Tolson, at the time commanding general at Bragg, picked the initial two counties for their proximity as well as for their poverty. Immediately south of Bragg, Hoke County has only two doctors (both in private practice) for 16,436 people--compared with a national ratio of 1 to 650--one dentist and a tuberculosis rate four times higher than the state average. More than half its residents are either black or Lumbee Indian. Anson County, some 60 miles to the west, is only slightly better off medically.

"I Am a Rat." Among the first nation menders into Hoke County were a doctor, Captain George Reavell, and five medics, including Green Beret Master Sergeant Jesse Black, a career soldier with 19 years in the service, including four in Viet Nam.

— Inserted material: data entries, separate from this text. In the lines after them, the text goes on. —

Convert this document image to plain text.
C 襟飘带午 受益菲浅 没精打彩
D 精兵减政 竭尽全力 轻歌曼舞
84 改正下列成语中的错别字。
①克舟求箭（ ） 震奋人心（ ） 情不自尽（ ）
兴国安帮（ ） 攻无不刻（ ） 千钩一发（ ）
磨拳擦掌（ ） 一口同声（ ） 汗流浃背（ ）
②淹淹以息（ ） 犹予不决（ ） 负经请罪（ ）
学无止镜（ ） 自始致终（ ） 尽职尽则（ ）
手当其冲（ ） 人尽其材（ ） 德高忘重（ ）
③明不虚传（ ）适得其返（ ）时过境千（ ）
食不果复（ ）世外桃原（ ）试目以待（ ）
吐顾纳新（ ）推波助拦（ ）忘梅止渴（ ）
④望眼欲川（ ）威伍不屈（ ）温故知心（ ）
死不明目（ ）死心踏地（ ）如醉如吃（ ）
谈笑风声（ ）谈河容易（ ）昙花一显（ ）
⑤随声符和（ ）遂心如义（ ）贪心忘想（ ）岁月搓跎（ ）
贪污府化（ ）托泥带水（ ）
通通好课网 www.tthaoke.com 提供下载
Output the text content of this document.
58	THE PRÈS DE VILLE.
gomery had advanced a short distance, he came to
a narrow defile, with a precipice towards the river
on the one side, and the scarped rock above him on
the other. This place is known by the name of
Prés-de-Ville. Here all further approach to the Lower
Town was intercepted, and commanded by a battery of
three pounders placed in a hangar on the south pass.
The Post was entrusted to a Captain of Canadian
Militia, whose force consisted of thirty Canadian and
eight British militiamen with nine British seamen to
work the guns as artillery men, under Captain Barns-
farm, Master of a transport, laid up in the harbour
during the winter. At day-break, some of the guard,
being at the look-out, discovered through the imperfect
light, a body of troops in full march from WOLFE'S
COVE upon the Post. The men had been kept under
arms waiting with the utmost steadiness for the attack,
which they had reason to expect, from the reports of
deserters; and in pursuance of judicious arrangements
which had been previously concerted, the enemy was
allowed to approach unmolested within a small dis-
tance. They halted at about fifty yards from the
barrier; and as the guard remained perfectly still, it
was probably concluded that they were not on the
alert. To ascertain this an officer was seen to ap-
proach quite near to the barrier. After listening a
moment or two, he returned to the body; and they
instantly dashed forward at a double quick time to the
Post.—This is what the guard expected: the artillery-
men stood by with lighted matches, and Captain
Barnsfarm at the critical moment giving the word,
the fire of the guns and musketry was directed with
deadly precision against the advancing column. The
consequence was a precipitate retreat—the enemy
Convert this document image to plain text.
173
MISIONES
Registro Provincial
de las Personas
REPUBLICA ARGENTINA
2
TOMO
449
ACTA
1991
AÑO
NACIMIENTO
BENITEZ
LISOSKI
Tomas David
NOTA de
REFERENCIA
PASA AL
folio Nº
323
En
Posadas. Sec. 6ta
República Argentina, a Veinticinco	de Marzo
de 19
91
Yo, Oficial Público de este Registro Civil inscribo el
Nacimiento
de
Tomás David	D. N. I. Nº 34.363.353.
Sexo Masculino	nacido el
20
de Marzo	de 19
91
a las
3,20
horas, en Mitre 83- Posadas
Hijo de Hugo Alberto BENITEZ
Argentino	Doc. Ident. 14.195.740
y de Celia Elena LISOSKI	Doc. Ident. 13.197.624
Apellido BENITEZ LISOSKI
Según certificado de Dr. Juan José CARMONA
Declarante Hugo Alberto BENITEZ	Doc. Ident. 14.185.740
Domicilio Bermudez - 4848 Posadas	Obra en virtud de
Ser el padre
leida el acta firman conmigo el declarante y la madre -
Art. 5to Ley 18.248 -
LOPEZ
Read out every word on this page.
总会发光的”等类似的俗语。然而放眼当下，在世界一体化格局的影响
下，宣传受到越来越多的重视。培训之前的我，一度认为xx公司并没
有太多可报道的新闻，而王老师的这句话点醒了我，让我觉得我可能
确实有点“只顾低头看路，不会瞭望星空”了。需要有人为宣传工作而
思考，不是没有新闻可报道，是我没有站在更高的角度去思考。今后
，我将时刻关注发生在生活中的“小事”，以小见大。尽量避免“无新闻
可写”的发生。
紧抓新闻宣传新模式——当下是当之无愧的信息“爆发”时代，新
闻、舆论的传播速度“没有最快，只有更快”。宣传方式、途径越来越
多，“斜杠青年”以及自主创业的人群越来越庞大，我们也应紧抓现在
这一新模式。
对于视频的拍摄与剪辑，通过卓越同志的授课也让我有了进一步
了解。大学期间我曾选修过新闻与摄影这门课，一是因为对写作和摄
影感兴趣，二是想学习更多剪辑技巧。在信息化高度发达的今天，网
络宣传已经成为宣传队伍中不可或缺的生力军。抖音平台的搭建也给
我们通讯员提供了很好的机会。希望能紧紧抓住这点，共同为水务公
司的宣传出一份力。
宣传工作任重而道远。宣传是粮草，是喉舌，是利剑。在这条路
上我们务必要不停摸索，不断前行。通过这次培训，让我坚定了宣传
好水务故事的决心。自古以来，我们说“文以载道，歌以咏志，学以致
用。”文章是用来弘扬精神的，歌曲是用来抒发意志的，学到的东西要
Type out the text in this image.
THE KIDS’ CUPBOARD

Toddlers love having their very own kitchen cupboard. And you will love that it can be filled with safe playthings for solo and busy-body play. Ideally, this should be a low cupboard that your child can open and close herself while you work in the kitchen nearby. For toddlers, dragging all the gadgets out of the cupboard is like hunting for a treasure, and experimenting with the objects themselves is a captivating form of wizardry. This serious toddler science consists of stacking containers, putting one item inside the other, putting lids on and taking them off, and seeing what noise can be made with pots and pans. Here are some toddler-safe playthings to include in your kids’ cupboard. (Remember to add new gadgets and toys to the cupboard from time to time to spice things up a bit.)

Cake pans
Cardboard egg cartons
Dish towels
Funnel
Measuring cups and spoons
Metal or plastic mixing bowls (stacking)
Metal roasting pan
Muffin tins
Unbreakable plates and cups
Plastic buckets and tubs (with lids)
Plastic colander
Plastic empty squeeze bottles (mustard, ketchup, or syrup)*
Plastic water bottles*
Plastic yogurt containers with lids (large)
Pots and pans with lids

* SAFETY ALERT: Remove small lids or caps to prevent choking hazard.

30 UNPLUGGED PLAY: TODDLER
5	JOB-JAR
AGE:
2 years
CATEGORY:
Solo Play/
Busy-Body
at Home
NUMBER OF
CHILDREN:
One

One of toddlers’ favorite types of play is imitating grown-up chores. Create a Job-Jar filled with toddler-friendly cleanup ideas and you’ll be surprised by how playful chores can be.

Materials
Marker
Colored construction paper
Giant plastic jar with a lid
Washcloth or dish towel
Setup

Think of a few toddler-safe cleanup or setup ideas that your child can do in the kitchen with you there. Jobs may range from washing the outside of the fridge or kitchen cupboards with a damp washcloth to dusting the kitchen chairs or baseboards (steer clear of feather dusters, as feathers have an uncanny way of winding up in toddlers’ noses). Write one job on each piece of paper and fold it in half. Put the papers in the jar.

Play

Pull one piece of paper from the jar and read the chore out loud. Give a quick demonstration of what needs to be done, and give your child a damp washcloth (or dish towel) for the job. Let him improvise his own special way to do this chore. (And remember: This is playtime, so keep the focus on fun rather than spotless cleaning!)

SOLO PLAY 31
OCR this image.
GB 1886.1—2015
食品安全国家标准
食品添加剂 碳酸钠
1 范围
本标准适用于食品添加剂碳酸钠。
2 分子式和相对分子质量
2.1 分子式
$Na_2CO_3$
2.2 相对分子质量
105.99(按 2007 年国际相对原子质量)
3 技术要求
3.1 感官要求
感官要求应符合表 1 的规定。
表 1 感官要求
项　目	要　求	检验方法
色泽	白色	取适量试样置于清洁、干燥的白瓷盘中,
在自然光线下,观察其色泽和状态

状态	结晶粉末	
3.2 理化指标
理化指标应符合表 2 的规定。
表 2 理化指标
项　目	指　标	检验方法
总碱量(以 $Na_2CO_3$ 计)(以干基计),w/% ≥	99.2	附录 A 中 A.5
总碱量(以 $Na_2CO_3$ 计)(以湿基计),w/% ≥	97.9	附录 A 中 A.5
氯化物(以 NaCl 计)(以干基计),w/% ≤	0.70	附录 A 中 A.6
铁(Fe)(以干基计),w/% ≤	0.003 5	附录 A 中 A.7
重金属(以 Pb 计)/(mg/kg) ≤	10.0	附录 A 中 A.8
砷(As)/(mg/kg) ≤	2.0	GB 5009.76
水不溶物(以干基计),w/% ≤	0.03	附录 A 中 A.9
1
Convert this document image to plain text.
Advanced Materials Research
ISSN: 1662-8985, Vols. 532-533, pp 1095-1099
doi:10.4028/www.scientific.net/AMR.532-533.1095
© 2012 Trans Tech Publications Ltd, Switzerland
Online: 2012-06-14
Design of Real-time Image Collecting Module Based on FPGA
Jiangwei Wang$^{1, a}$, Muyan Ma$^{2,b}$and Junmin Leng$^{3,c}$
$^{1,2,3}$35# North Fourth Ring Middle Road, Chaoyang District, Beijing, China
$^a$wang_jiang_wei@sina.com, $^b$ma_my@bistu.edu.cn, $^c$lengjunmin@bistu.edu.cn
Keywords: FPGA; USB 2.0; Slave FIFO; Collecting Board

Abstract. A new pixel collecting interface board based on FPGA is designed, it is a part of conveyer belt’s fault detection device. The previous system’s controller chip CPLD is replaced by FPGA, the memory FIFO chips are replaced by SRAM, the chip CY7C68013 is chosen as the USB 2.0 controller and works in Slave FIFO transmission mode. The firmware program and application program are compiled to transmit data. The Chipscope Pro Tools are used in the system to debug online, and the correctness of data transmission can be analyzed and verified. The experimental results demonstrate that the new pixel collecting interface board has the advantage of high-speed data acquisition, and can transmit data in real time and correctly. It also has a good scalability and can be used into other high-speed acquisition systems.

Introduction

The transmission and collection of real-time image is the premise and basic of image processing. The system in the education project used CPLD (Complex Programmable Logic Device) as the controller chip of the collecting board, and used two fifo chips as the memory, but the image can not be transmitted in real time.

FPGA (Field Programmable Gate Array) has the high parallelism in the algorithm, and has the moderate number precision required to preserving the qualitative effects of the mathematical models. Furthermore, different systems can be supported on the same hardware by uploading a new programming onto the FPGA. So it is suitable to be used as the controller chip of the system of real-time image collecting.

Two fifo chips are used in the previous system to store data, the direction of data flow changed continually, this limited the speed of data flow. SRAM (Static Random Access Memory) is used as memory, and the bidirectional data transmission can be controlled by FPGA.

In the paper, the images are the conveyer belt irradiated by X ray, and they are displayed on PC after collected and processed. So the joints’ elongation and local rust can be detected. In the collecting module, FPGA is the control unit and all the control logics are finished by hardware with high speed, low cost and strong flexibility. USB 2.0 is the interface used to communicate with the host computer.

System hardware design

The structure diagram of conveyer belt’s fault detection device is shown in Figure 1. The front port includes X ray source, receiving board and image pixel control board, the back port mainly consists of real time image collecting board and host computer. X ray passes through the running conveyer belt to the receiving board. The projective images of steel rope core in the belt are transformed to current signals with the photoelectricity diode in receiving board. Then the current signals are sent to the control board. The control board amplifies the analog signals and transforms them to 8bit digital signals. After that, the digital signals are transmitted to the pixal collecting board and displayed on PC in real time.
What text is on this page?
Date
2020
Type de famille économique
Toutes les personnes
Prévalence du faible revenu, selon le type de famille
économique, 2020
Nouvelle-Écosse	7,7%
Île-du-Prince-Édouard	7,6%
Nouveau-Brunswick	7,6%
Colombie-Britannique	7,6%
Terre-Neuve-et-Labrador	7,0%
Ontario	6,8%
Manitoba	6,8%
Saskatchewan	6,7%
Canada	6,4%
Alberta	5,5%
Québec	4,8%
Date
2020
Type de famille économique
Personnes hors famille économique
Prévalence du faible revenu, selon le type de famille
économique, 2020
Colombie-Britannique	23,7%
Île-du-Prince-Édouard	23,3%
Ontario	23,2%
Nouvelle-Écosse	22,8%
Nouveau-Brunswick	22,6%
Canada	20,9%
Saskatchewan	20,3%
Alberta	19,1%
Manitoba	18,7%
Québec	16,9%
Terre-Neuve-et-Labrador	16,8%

The ground rules were strict: the medics could not act as doctors, even though Special Forces medics are so highly trained that they can perform amputations. All medical equipment was supplied by state, local and private agencies.

While the other medics usually remain in the health center assisting Reavell and the clinic's one county-supplied nurse, Black roams the back country roads as a "point man," watching for telltale signs of sickness, lecturing families on how to guard against hookworm, which afflicts some 30% of Hoke's children, and distributing health pamphlets. "I am a rat, I am your enemy, I carry germs that make people sick," begins one. There are others on prenatal care, family planning and hygiene.

When he returns, Black discusses the cases he has seen with Reavell, who then decides whether treatment seems warranted. Reavell is the spark plug of the health center program. His practice runs the gamut of public health care --TB skin tests, immunizations, preschool exams, impetigo, cuts, prenatal care, venereal disease, chest X rays and family planning.

Socialized Medicine? Like their counterparts in Hoke, the two medics in Anson County do not prescribe drugs, but assist the nurses in whatever needs to be done--blood tests, immunizations, urinalyses, paper work. The remaining twelve members of the unit work at a variety of different tasks, clearing out clogged, mosquito-infested ditches, repairing dilapidated public buildings and teaching gym classes in the local schools.

Response to the Green Berets in Hoke and Anson has been more than favorable; to the residents and their hard-pressed medical and school personnel, the military presence has been wholly benevolent. Says Dr. Riley Jordan, one of Hoke's two private physicians: "They are serving a tremendous local need. A lot of people are being seen who wouldn't otherwise be seen."

The success of the projects has also converted some reluctant Berets. One was Lieut. Colonel Bill Robinson, a tough man who was operations officer for the Son Tay prison-camp raid into North Viet Nam. He admits that he was dead set against turning his troopers into community helpers, but has come round to see that "with this civic action thing, we're just using our talents in a different way."

The question now is whether the Army will make the Bragg initiative a nationwide program. At the moment the Department of Defense is fretting over the potential for trouble if it gives the experiment its official blessing. Will the American Medical Association cry "socialized medicine"? Will contractors and laborers complain that the program is taking jobs away from them?

The program has the backing of Army Chief of Staff William Westmoreland; an overall evaluation has been scheduled for this July. Perhaps more significantly, two more Green Beret teams were sent out in the field last month, this time crossing state borders. One twelve-man team is currently in the hamlet of Glenn Springs, S.C., 13 miles southeast of Spartanburg; and a 26-man unit is running a project at Lame Deer on the Tongue River Indian Reservation, home of the Northern Cheyenne, in Montana.